绯施凝这边。
她正在全神贯注的画着画,褐色的眸子中充满了浓浓的兴奋,对,她兴奋,她找到了一个自己想画的事物,尽管它只是一颗普通在普通的树木。仔细看看,她的画中不仅仅是有那一颗参天大树,大树的前面站着五个女生,画的有模有样,树上有一个调皮的小女孩,她的眼中有着狐狸般的光芒;树下的侧面,一个身影闪过,看得不是很清楚,说明此人速度很快。她总共画了十二个女生……
“凝凝。”
正在画画的绯施凝身子一颤,这声音…这声音……
连忙收起画本和画笔,摆好姿势,转身看着突然来到的三位。
浅蝶饰、羽魅、安塔瑞。
浅蝶饰走上前把手搭在绯施凝的肩膀,微笑道:“凝凝,先去报道,不然我们就得滚回澳大利亚了。”
听到“回澳大利亚”几个字的绯施凝脸色一变,不行,她可不要回澳大利亚,木有自由,天天窝在别墅里学习这学习那,只有一个小时的时间给你睡觉。要命的!

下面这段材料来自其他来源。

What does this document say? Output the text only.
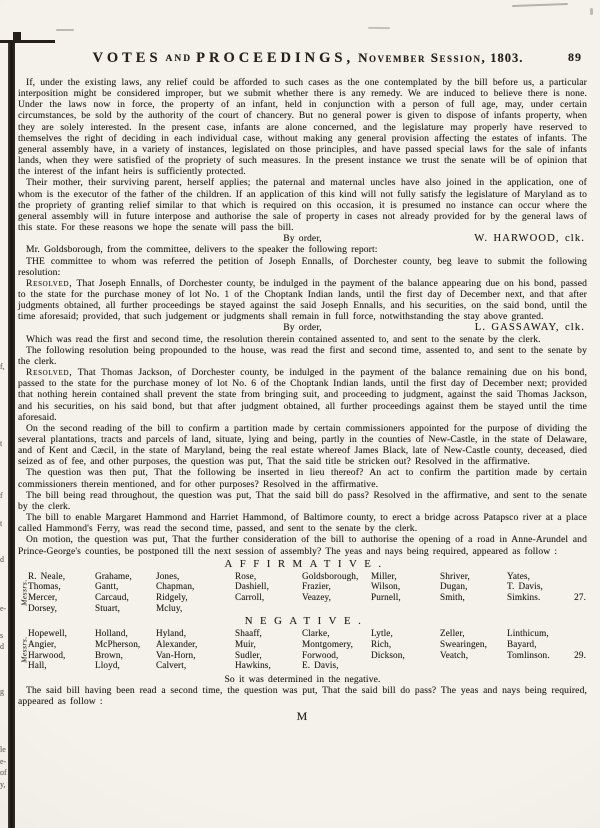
VOTES AND PROCEEDINGS, November Session, 1803.	89

If, under the existing laws, any relief could be afforded to such cases as the one contemplated by the bill before us, a particular interposition might be considered improper, but we submit whether there is any remedy. We are induced to believe there is none. Under the laws now in force, the property of an infant, held in conjunction with a person of full age, may, under certain circumstances, be sold by the authority of the court of chancery. But no general power is given to dispose of infants property, when they are solely interested. In the present case, infants are alone concerned, and the legislature may properly have reserved to themselves the right of deciding in each individual case, without making any general provision affecting the estates of infants. The general assembly have, in a variety of instances, legislated on those principles, and have passed special laws for the sale of infants lands, when they were satisfied of the propriety of such measures. In the present instance we trust the senate will be of opinion that the interest of the infant heirs is sufficiently protected.

Their mother, their surviving parent, herself applies; the paternal and maternal uncles have also joined in the application, one of whom is the executor of the father of the children. If an application of this kind will not fully satisfy the legislature of Maryland as to the propriety of granting relief similar to that which is required on this occasion, it is presumed no instance can occur where the general assembly will in future interpose and authorise the sale of property in cases not already provided for by the general laws of this state. For these reasons we hope the senate will pass the bill.

By order,	W. HARWOOD, clk.

Mr. Goldsborough, from the committee, delivers to the speaker the following report:

THE committee to whom was referred the petition of Joseph Ennalls, of Dorchester county, beg leave to submit the following resolution:

Resolved, That Joseph Ennalls, of Dorchester county, be indulged in the payment of the balance appearing due on his bond, passed to the state for the purchase money of lot No. 1 of the Choptank Indian lands, until the first day of December next, and that after judgments obtained, all further proceedings be stayed against the said Joseph Ennalls, and his securities, on the said bond, until the time aforesaid; provided, that such judgement or judgments shall remain in full force, notwithstanding the stay above granted.

By order,	L. GASSAWAY, clk.

Which was read the first and second time, the resolution therein contained assented to, and sent to the senate by the clerk.

The following resolution being propounded to the house, was read the first and second time, assented to, and sent to the senate by the clerk.

Resolved, That Thomas Jackson, of Dorchester county, be indulged in the payment of the balance remaining due on his bond, passed to the state for the purchase money of lot No. 6 of the Choptank Indian lands, until the first day of December next; provided that nothing herein contained shall prevent the state from bringing suit, and proceeding to judgment, against the said Thomas Jackson, and his securities, on his said bond, but that after judgment obtained, all further proceedings against them be stayed until the time aforesaid.

On the second reading of the bill to confirm a partition made by certain commissioners appointed for the purpose of dividing the several plantations, tracts and parcels of land, situate, lying and being, partly in the counties of New-Castle, in the state of Delaware, and of Kent and Cæcil, in the state of Maryland, being the real estate whereof James Black, late of New-Castle county, deceased, died seized as of fee, and other purposes, the question was put, That the said title be stricken out? Resolved in the affirmative.

The question was then put, That the following be inserted in lieu thereof? An act to confirm the partition made by certain commissioners therein mentioned, and for other purposes? Resolved in the affirmative.

The bill being read throughout, the question was put, That the said bill do pass? Resolved in the affirmative, and sent to the senate by the clerk.

The bill to enable Margaret Hammond and Harriet Hammond, of Baltimore county, to erect a bridge across Patapsco river at a place called Hammond's Ferry, was read the second time, passed, and sent to the senate by the clerk.

On motion, the question was put, That the further consideration of the bill to authorise the opening of a road in Anne-Arundel and Prince-George's counties, be postponed till the next session of assembly? The yeas and nays being required, appeared as follow :

AFFIRMATIVE.
Messrs.
R. Neale,	Grahame,	Jones,	Rose,	Goldsborough,	Miller,	Shriver,	Yates,
Thomas,	Gantt,	Chapman,	Dashiell,	Frazier,	Wilson,	Dugan,	T. Davis,
Mercer,	Carcaud,	Ridgely,	Carroll,	Veazey,	Purnell,	Smith,	Simkins.	27.
Dorsey,	Stuart,	Mcluy,
NEGATIVE.
Messrs.
Hopewell,	Holland,	Hyland,	Shaaff,	Clarke,	Lytle,	Zeller,	Linthicum,
Angier,	McPherson,	Alexander,	Muir,	Montgomery,	Rich,	Swearingen,	Bayard,
Harwood,	Brown,	Van-Horn,	Sudler,	Forwood,	Dickson,	Veatch,	Tomlinson.	29.
Hall,	Lloyd,	Calvert,	Hawkins,	E. Davis,
So it was determined in the negative.

The said bill having been read a second time, the question was put, That the said bill do pass? The yeas and nays being required, appeared as follow :

M
f,
t
f
t
d
e-
s
d
g
le
e-
of
y,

绯施凝立刻正声说道:“我们还是先去报道吧,这画反正也只剩下一点了,我记得的,改天再画,走走,别耽搁了报道时间。”
说完,搂着浅蝶饰的手臂自顾自的走了。安塔瑞一双眼睛瞪得老大,好啊你,凝姐,凝姐!我叫你不听,蝶姐姐一叫立马就走!
走过林荫小道,浅蝶饰等人才知道什么叫做“人外有人,天外有天”。如果说树林里的景色叫自然怡景,那出了树林后的学校简直就是奢侈。她们前面也就是学校的南面,大得有几百平方千米地,上面高高挂着“生死竞技”。
浅蝶饰神情“凝重”的说:“看来我们才刚刚到了南面,据资料说,南面的竞技场是生死竞技,竞技时有各派的学生会的代表来监督。看来我们乱走都走到了一个不得了的地方。”赞同,安塔瑞等人赞同,生死竞技,死亡耶。
“不过,我们得进去。”浅蝶饰好死不死的加上一句。安塔瑞机械的问:“蝶姐咱为什么要进去?”
“按照斯卡父亲的意思,我们必须要让所有人认识我们,现在就是机会了!”丢下这句,浅蝶饰大摇大摆的走了进去,不管僵硬的安塔瑞。
绯施凝好心的跟安塔瑞说了声:“你怎么这么胆小?”
激将法,安塔瑞知道这是激将法,但是就是咽不下这口气,赌气的说道:“有什么好怕的!”她只是不想看见血腥的时候而已,她可不是怕死亡。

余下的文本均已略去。